Popcorn EMRIs: Transient Gravitational Wave Signals and Their Analysis in Schwartz Space
Pau Amaro Seoane, Kostas Tzanavaris
TL;DR
This work identifies popcorn EMRIs as a transient gravitational-wave population arising when the orbital period exceeds the observation time, estimating their Galactic Centre numbers via a steady-state phase-space continuity model tied to Fokker-Planck relaxation. It forecasts observable burst rates of a few to several dozen per year with very low duty cycles, and demonstrates that individual bursts near the Galactic Centre can be detected with high SNR by LISA using a Peters quadrupole framework. Crucially, it develops a Schwartz-space (tempered-distributions) formalism to define the Fourier transform of intrinsically transient bursts, avoiding spectral leakage and energy loss introduced by conventional windowing.
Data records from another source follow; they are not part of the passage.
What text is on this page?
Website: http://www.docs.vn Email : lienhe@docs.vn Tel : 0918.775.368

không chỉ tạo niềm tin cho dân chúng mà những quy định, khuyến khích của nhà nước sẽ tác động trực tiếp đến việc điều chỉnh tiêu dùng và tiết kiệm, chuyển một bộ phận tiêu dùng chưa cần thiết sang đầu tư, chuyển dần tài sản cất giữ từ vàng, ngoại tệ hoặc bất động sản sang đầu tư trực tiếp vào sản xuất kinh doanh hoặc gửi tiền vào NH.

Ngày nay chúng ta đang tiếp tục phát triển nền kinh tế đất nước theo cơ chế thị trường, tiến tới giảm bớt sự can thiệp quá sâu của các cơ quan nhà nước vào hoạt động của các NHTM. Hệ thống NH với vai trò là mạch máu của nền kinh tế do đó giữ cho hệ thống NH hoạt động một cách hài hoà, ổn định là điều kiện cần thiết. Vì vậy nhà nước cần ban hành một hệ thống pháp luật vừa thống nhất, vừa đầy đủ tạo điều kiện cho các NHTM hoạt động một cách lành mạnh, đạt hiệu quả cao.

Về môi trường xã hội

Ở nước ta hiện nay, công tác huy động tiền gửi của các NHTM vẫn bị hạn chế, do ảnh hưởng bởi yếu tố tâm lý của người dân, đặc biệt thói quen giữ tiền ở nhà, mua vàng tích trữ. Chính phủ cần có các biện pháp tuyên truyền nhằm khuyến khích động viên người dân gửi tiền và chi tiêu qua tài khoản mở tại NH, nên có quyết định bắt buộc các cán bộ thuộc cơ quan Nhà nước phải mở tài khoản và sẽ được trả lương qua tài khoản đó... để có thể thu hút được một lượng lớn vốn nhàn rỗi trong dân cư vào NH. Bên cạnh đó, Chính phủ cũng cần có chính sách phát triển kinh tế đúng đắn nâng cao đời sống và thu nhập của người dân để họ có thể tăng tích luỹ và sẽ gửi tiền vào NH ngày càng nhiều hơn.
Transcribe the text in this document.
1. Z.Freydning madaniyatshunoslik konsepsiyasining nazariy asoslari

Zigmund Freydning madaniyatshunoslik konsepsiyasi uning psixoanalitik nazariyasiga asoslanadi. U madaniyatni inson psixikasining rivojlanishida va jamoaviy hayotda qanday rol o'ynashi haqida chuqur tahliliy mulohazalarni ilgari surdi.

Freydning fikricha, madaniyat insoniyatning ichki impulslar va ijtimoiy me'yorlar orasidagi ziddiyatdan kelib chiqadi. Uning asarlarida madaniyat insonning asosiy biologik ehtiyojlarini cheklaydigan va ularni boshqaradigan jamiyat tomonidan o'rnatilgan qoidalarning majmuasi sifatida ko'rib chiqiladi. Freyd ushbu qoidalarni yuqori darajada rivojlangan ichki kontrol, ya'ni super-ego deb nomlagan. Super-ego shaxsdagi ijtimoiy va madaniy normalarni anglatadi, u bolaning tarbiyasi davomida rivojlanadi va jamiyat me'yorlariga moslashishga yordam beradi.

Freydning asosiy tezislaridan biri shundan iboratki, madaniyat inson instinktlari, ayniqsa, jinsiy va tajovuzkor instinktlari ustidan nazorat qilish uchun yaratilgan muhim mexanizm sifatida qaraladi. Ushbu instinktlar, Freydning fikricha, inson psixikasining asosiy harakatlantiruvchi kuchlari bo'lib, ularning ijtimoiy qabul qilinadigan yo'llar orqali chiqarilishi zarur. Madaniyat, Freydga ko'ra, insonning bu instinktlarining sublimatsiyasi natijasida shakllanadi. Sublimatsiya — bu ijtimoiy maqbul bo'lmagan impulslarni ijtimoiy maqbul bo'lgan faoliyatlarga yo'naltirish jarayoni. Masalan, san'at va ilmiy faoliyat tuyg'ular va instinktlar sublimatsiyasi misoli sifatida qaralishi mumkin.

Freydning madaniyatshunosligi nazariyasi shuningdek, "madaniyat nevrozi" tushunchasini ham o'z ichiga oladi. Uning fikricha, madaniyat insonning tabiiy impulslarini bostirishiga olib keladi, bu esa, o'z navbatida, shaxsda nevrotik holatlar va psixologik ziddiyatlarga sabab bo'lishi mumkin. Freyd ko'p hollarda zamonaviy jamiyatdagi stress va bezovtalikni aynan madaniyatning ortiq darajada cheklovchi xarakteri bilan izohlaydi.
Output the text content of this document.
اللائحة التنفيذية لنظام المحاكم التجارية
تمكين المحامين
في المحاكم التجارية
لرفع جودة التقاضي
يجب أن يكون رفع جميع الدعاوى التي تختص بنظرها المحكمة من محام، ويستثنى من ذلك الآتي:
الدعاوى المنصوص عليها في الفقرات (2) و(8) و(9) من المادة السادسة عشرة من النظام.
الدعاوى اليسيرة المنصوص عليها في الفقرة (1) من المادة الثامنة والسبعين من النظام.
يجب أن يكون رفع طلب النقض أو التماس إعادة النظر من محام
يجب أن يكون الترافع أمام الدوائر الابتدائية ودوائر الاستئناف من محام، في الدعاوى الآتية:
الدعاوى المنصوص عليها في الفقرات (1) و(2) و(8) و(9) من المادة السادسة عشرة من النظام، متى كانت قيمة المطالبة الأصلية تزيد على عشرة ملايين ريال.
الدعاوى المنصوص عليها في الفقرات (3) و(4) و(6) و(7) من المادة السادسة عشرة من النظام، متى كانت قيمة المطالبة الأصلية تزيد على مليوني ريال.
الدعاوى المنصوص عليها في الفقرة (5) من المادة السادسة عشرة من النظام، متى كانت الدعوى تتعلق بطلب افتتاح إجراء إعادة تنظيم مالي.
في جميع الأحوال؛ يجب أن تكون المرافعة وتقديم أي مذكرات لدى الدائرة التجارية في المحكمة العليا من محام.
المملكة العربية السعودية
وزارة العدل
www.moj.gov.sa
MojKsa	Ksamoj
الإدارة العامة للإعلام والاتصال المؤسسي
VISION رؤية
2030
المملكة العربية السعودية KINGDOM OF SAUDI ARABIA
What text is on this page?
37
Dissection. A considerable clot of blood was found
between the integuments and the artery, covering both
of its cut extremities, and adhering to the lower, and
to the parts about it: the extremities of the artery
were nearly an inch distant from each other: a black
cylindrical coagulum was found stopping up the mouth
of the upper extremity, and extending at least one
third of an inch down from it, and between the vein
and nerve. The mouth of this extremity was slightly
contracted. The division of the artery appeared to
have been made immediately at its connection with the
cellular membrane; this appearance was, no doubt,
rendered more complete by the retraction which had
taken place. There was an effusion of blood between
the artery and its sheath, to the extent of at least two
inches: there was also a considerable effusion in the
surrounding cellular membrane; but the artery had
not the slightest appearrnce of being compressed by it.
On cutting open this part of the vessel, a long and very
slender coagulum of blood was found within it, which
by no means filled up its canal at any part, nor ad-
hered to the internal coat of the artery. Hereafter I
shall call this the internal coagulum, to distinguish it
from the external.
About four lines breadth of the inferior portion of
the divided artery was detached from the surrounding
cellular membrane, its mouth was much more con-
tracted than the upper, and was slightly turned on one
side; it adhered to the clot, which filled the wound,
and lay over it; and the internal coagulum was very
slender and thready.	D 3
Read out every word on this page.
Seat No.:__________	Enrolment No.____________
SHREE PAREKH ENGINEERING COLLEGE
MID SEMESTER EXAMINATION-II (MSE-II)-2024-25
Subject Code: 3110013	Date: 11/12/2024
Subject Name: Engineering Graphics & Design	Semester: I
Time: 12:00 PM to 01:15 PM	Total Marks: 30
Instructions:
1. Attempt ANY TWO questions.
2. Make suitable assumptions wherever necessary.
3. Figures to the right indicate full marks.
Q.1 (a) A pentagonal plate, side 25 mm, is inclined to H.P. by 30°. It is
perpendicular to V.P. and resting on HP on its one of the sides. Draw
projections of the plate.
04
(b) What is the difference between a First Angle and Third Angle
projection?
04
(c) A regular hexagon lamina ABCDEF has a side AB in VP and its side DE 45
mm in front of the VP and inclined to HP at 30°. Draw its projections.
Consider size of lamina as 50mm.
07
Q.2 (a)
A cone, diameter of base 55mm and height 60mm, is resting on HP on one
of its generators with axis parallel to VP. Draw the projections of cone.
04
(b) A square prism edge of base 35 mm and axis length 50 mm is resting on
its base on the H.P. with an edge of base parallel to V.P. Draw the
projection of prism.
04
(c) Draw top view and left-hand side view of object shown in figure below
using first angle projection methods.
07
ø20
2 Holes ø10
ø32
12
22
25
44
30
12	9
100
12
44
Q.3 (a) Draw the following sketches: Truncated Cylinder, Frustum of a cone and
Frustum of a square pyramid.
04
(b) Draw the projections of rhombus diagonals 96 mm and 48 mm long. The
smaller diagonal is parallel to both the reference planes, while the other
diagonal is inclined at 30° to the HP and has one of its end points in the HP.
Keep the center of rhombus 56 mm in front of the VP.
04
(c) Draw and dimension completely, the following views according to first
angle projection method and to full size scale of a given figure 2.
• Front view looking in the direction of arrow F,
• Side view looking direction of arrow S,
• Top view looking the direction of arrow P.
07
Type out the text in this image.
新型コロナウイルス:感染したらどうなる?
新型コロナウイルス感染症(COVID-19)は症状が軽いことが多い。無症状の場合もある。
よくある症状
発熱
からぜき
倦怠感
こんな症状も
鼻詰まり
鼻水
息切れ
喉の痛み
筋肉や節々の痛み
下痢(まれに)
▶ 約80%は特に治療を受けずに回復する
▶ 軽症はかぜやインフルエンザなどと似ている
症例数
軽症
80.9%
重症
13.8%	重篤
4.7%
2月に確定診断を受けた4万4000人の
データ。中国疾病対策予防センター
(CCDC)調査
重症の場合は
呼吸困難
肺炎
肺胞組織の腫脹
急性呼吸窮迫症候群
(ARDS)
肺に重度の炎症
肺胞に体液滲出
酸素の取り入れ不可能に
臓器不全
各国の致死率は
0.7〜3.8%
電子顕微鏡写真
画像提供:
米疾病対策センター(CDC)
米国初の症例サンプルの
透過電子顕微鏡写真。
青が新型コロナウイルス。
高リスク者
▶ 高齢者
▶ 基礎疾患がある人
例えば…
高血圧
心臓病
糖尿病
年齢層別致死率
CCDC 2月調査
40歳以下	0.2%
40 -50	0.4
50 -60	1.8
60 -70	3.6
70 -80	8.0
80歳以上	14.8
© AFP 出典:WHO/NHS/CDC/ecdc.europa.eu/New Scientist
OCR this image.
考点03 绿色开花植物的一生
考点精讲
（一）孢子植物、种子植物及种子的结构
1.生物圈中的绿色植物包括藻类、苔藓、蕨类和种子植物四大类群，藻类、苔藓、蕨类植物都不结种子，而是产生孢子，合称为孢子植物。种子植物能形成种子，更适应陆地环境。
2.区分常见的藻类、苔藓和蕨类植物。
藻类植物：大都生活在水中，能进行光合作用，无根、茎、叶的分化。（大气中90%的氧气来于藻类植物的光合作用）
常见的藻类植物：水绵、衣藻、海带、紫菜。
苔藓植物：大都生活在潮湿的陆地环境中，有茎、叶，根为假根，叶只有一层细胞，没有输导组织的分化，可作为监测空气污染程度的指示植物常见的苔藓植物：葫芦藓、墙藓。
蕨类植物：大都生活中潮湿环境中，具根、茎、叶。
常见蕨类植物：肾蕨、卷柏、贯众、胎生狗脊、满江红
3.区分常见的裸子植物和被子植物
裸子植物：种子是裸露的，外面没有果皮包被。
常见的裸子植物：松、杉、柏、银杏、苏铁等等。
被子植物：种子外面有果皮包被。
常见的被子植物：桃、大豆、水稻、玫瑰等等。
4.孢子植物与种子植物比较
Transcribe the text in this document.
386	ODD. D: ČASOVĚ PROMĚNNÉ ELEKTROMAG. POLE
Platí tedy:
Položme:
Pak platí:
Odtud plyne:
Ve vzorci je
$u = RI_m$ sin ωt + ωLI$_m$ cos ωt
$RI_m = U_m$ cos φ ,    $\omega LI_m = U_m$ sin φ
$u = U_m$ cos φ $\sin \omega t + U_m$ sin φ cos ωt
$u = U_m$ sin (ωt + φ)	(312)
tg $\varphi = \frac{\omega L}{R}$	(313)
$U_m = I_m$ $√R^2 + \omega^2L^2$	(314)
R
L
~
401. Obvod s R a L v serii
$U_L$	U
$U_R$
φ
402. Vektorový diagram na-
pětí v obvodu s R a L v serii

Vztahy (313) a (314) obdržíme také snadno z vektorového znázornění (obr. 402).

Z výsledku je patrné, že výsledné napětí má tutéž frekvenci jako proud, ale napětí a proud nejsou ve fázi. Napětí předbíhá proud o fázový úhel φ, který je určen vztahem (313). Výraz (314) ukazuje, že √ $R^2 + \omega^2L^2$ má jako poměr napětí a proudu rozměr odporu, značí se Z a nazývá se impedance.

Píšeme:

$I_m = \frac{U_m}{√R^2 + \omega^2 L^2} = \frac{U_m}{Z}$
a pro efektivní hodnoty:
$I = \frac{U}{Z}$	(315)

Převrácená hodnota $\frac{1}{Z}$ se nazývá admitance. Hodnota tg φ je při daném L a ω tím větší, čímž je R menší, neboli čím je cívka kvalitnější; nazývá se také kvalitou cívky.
Numerical illustrations with rectangular pulses and truncated sinusoids validate the convergence of smoothed approximations to the true spectra, and Peters-based harmonic analysis confirms strong detectability for representative sources, establishing popcorn EMRIs as a potentially significant, rigorously analyzable GW transient population.
Abstract
We investigate extreme-mass ratio inspirals (EMRIs) with orbital periods exceeding the observational timescale of mHz gravitational wave observatories. In their early, highly eccentric phases, these systems generate transient gravitational wave bursts during pericentre passages, separated by long quiescent intervals; we designate these signals ``popcorn EMRIs.'' We utilize a steady-state analytical model based on the continuity equation in phase space to estimate the population in a Milky Way-like galaxy. The normalization of this model is linked to the solution of the Fokker-Planck equation describing stellar relaxation. Adopting a conservative one-year observation baseline ($P>1$ year), we estimate the steady-state population of popcorn EMRIs. We forecast an observable burst rate of 5 to 44 events per year. The low duty cycle ($\sim 10^{-4}$) confirms their manifestation as isolated transients. Individual bursts from the Galactic Centre exhibit high detectability. Analyzing these intrinsically transient signals demands a rigorous mathematical framework, as standard windowing techniques distort burst morphology. We establish an analytical foundation using standard smoothing techniques commonly used in real analysis. This yields the mathematically correct definition for the Fourier transform of transient signals, justifying the use of the direct Fourier transform without ad hoc windowing and ensuring the integrity of spectral analysis.